The Power of PRP as a Non-surgical Treatment
Sports fans across the nation have platelet-rich plasma (PRP) to thank for helping some of their favorite athletes get back on the field after an injury. Earlier this year, when Los Angeles Angels pitcher Griffin Canning suffered an ulnar collateral ligament (UCL) injury in his pitching elbow, he elected to pursue treatment with PRP. Several months after the procedure, Canning shared, “It just feels like normal, honestly, like my elbow has felt in the past when I haven’t had any issues with it.” Canning is just one of many who have sought a non-surgical approach to relieve their pain. While many athletes pursue this treatment, PRP is also an excellent option for anyone at any age, searching for a non-invasive way to reduce pain and improve function.
Platelet-rich plasma is exactly what it sounds like – blood plasma that has a high concentration of platelets. While blood naturally has many platelets, PRP involves increasing the concentration by at least double, often more. This procedure involves drawing the patient’s blood and spinning it in a centrifuge to separate the whole blood into layers so the PRP can be identified and isolated. The process yields plasma that is highly saturated with platelets. The plasma is then injected directly into the affected area. The entire process, from blood draw to injection, takes roughly an hour.
Platelets are tiny cell fragments in the blood that, when activated, release beneficial proteins called growth factors. These growth factors improve cell signaling, blood clotting and overall tissue regeneration and healing. During the PRP procedure, platelets can release growth factors and improve the environment of the injured area. The PRP treatment exploits the therapeutic properties of platelets and specifically directs them into the area to stimulate a healing response.
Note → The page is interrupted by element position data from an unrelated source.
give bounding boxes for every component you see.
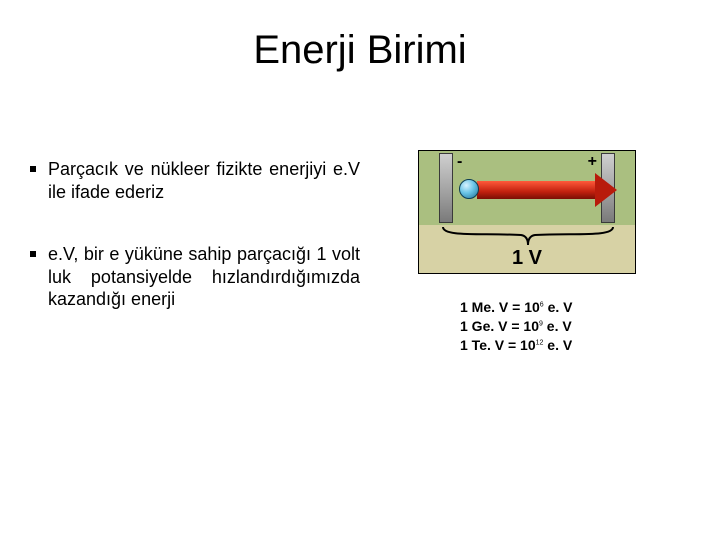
conv-lhs: 1 Ge. V = 10 — [460, 318, 539, 334]
list-item: e.V, bir e yüküne sahip parçacığı 1 volt… — [30, 243, 360, 311]
bullet-text: e.V, bir e yüküne sahip parçacığı 1 volt… — [48, 243, 360, 311]
bullet-dot-icon — [30, 166, 36, 172]
bullet-dot-icon — [30, 251, 36, 257]
diagram-label: 1 V — [419, 247, 635, 270]
bullet-list: Parçacık ve nükleer fizikte enerjiyi e.V… — [30, 158, 360, 351]
conv-lhs: 1 Me. V = 10 — [460, 299, 540, 315]
particle-icon — [459, 179, 479, 199]
plus-sign: + — [588, 153, 597, 171]
diagram: - + 1 V — [418, 150, 636, 274]
arrow-shaft-icon — [477, 181, 595, 199]
conv-rhs: e. V — [544, 299, 573, 315]
conversion-row: 1 Me. V = 106 e. V — [460, 298, 572, 317]
conv-lhs: 1 Te. V = 10 — [460, 337, 536, 353]
list-item: Parçacık ve nükleer fizikte enerjiyi e.V… — [30, 158, 360, 203]
conversion-row: 1 Te. V = 1012 e. V — [460, 336, 572, 355]
conv-rhs: e. V — [543, 318, 572, 334]
minus-sign: - — [457, 153, 462, 171]
conversion-row: 1 Ge. V = 109 e. V — [460, 317, 572, 336]
page-title: Enerji Birimi — [0, 28, 720, 73]
plate-left-icon — [439, 153, 453, 223]
slide: Enerji Birimi Parçacık ve nükleer fizikt… — [0, 0, 720, 540]
brace-icon — [441, 225, 615, 247]
arrow-head-icon — [595, 173, 617, 207]
conversion-table: 1 Me. V = 106 e. V 1 Ge. V = 109 e. V 1 … — [460, 298, 572, 355]
conv-rhs: e. V — [543, 337, 572, 353]
bullet-text: Parçacık ve nükleer fizikte enerjiyi e.V… — [48, 158, 360, 203]
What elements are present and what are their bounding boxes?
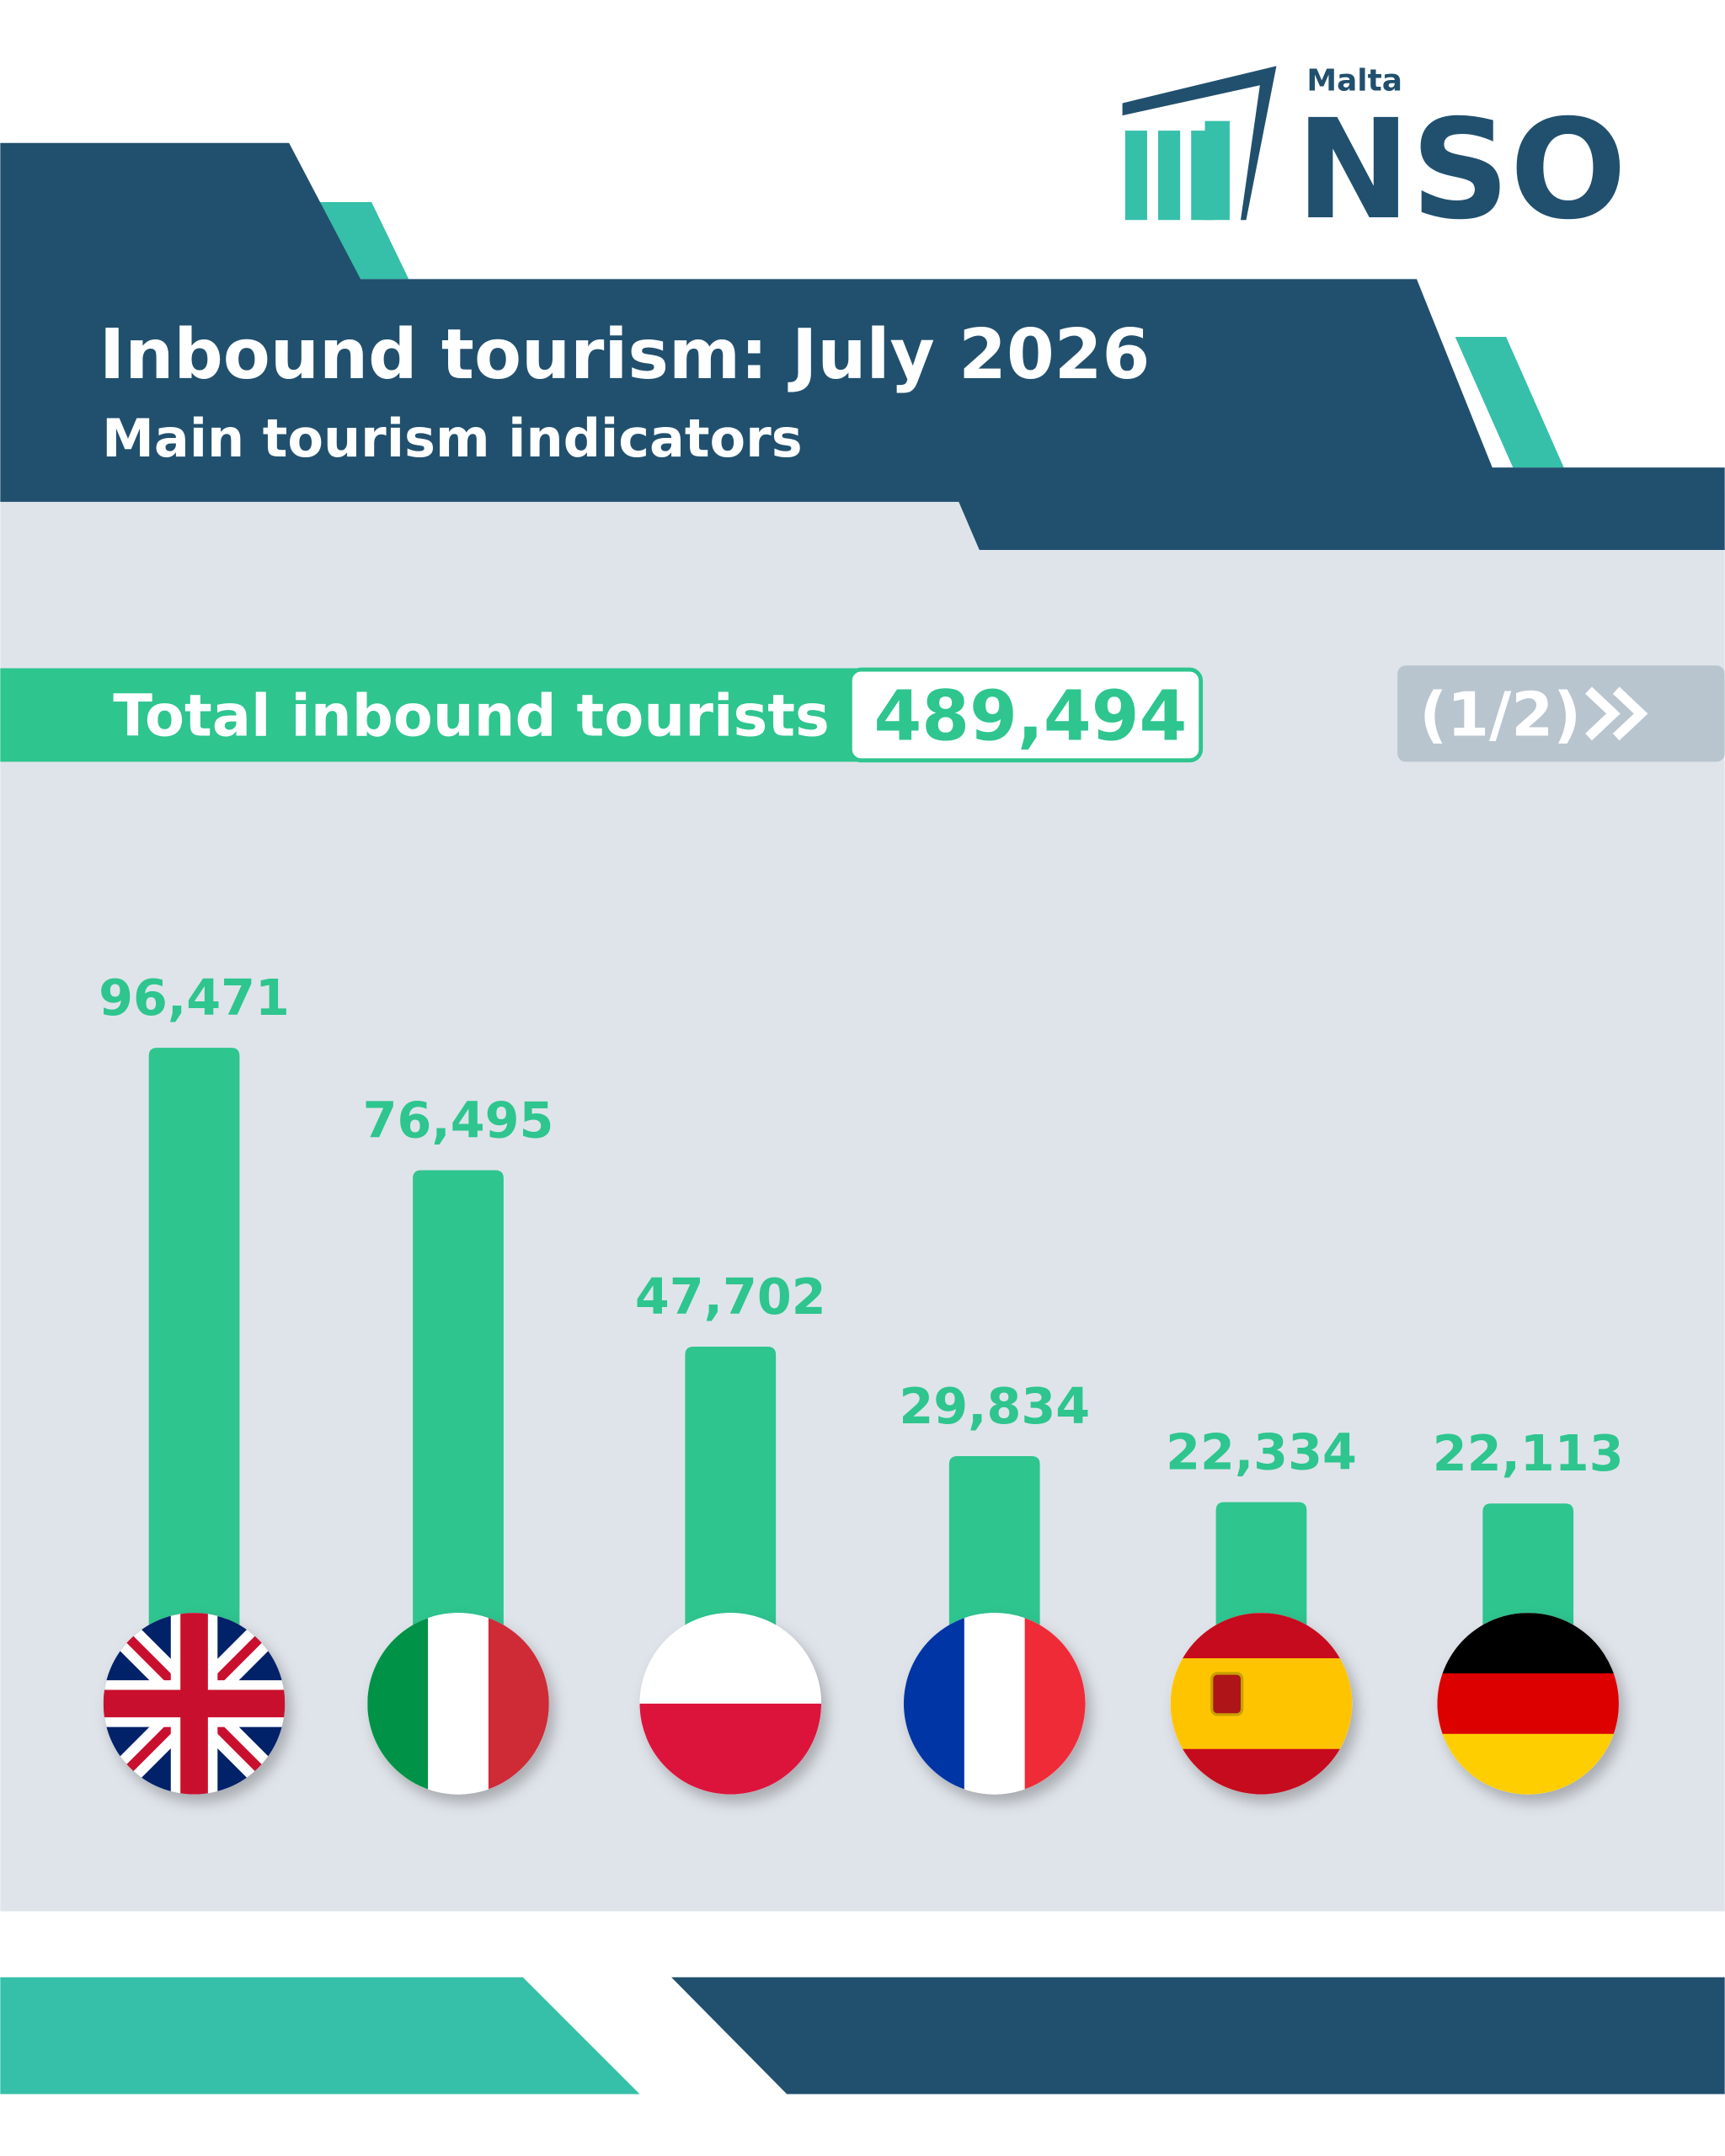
subtitle: Main tourism indicators xyxy=(102,408,803,469)
value-label: 76,495 xyxy=(363,1091,554,1149)
logo-small: Malta xyxy=(1306,64,1402,99)
value-label: 47,702 xyxy=(635,1267,826,1326)
flag-cross xyxy=(103,1613,286,1795)
pager[interactable]: (1/2) xyxy=(1419,679,1581,750)
title: Inbound tourism: July 2026 xyxy=(99,315,1150,395)
value-label: 22,334 xyxy=(1166,1422,1357,1481)
flag xyxy=(639,1613,822,1795)
pager-box[interactable] xyxy=(1397,665,1725,762)
bar xyxy=(685,1346,777,1705)
flag-stripe xyxy=(1170,1703,1353,1750)
flag xyxy=(103,1613,286,1795)
flag xyxy=(1437,1613,1619,1795)
footer-accent xyxy=(0,1977,640,2095)
flag-stripe xyxy=(1437,1673,1619,1735)
bar xyxy=(413,1170,504,1705)
flag-stripe xyxy=(1170,1657,1353,1705)
logo-bar xyxy=(1158,131,1181,221)
value-label: 22,113 xyxy=(1433,1424,1624,1482)
total-value: 489,494 xyxy=(874,676,1188,756)
footer-band xyxy=(671,1977,1725,2095)
logo-roof xyxy=(1122,66,1277,221)
logo-text: NSO xyxy=(1295,89,1626,250)
header-band xyxy=(0,142,1725,551)
flag xyxy=(1170,1613,1353,1795)
flag xyxy=(903,1613,1086,1795)
total-label: Total inbound tourists xyxy=(113,682,830,750)
flag-stripe xyxy=(964,1613,1026,1795)
flag xyxy=(367,1613,549,1795)
total-box xyxy=(847,667,1204,763)
chart: 96,471 76,495 47,702 29,834 22,334 22,113 xyxy=(99,969,1624,1795)
accent xyxy=(1455,337,1564,468)
bar xyxy=(148,1048,240,1705)
value-label: 96,471 xyxy=(99,969,290,1027)
logo-bar xyxy=(1124,131,1147,221)
total-band xyxy=(0,668,881,762)
flag-stripe xyxy=(428,1613,489,1795)
logo: Malta NSO xyxy=(1122,64,1626,250)
logo-bar xyxy=(1204,120,1230,221)
next-icon[interactable] xyxy=(1585,686,1648,741)
value-label: 29,834 xyxy=(899,1377,1090,1435)
flag-emblem xyxy=(1210,1672,1244,1716)
accent xyxy=(316,202,409,280)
PRP is an excellent choice for treating various musculoskeletal injuries, including arthritis, tennis or golfer’s elbow and Achilles tendonitis, to name a few. A notable study demonstrated the objective healing properties of PRP. Published in January 2020, the study researched PRP’s effects on both knees from 23 women with osteoarthritis by observing MRIs before and eight months after treatment. There was a significant improvement in the knee cartilage volume and decreased inflammation of the joint membrane with PRP.1 Clinical research has also shown positive outcomes based on patients’ reports of pain level. A 2016 study used a variety of scales to measure pain level and quality of life. Patients who had PRP treatment reported improvement on all scales.2
PRP is a relatively safe, low-risk treatment option as the blood comes directly from the patient. This autologous process eliminates the possibility of an immune or allergic reaction since nothing is foreign for the body to attack or reject. It also eliminates the possibility of disease transmissions, such as HIV or hepatitis.
PRP is still an emerging treatment option. However, many promising studies show its objective and subjective benefits. The manipulation of platelets’ healing properties can have a favorable impact on alleviating pain and restoring a patient’s quality of life – athlete or not.
Founding physician Eric Sickinger, DO and medical assistant Thalie Timsit, BS are with Advanced Center for Sports & Musculoskeletal Medicine. For more information, contact their Palm Desert office at (760) 636.1067 or the San Clemente office at (949) 388.1060, or visit www.SportsandMSKmedicine.com.
1) Raeissadat SA, Ghorbani E, Sanei Taheri M, et al. MRI Changes After Platelet Rich Plasma Injection in Knee Osteoarthritis (Randomized Clinical Trial). J Pain Res. 2020;13:65-73. Published 2020 Jan 10. doi:10.2147/JPR.S204788;
2) Montañez-Heredia, Elvira, et al. “Intra-Articular Injections of Platelet-Rich Plasma versus Hyaluronic Acid in the Treatment of Osteoarthritic Knee Pain: A Randomized Clinical Trial in the Context of the Spanish National Health Care System.” International Journal of Molecular Sciences, vol. 17, no. 7, 2016, p. 1064., doi:10.3390/ijms17071064.